I have a warped view of what's center-left vs hard left? If the only thing concerning gay marriage that Obama is advocating changing is that the federal gov't will begin recognizing the marriage legal IF and ONLY IF the couple's state considers it legal, explain how that's far left. If the only change to abortion laws is ensuring exceptions to partial birth abortions in cases of rape, incest, and to protect the health of the mother, explain how that's hard left. Explain how Obamacare, which largely keeps the same health care system we already have in place, is hard left. By definition, if we still have employee sponsored health insurance, no public option, no single payer, that's not a hard move to the left. It's not. The conservative right paints them all as these extreme measures, but every single one are compromises. Every single one of them, period.

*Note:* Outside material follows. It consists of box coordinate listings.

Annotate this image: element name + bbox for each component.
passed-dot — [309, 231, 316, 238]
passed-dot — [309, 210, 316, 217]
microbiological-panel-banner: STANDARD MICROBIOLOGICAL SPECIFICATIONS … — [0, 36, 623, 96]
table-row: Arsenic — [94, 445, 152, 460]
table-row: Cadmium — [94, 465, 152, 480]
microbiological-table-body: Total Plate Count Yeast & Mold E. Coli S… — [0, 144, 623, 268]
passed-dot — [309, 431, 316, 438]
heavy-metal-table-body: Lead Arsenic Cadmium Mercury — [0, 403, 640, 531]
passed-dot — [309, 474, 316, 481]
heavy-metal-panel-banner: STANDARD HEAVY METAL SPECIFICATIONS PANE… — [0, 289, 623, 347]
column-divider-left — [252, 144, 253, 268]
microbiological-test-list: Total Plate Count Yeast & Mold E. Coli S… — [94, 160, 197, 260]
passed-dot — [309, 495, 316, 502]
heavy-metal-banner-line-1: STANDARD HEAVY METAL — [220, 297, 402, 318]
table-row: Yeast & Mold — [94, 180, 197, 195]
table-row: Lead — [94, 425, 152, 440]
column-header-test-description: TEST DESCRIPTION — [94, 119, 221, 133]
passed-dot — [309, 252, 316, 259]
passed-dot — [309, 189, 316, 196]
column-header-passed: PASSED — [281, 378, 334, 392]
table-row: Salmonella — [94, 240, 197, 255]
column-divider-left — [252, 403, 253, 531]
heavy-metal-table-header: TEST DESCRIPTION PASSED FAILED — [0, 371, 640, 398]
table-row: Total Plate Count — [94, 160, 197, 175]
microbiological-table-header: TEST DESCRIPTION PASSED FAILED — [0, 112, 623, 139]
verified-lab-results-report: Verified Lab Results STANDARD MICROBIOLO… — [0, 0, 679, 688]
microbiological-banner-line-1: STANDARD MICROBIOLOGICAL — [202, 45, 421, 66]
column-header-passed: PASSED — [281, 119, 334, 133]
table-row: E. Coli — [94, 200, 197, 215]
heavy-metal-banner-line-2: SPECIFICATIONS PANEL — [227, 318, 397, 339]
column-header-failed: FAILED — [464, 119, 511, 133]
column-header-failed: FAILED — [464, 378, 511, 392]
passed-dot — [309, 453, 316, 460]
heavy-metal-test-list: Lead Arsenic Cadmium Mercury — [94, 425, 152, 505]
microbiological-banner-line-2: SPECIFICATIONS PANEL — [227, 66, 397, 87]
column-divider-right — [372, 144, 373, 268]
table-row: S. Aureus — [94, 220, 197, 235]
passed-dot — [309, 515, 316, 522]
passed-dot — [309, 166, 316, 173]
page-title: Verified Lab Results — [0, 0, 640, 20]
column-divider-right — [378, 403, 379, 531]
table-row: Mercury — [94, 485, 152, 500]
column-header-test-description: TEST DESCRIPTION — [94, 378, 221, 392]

And here's the result - Conservatives are urging the Supreme Court to dismantle the most significant health care reform since the invention of Medicaid to go back to a system everybody knows is broken, with no plan ready to fix it. We haven't even let Obamacare take effect quite honestly, but it's not stopping the GOP from claiming it's killing the economy. Ridiculous.

>> ^shinyblurry:


Hardly. FOCA will nullify the partial birth abortion ban, and any other state law which could be interpreted to "interfere" with a womans "right" to an abortion. The untruth is to say it is simply codifying roe vs wade; It will create substantial changes to hundreds of laws.
Yes, the law contains language that partial birth abortions would only be allowed in situations where the "health" of the woman could be impacted. Well, that is a meaningless distinction. Almost anything could be allowed under those circumstances, including mental health issues. The fact is, the ban will be repealed and partial birth abortions will be a go, and many will be justified under some flimsy pretext.
Again, to say FOCA isn't far left is simply to be intellectually dishonest. It goes far beyond what the average american would approve of.
I hope it gets thrown out if only for my mothers sake, who will have her current coverage eliminated and her premiums raised because of it.
What's clear is that you have a much different idea of what is far left, and what isn't from the average person.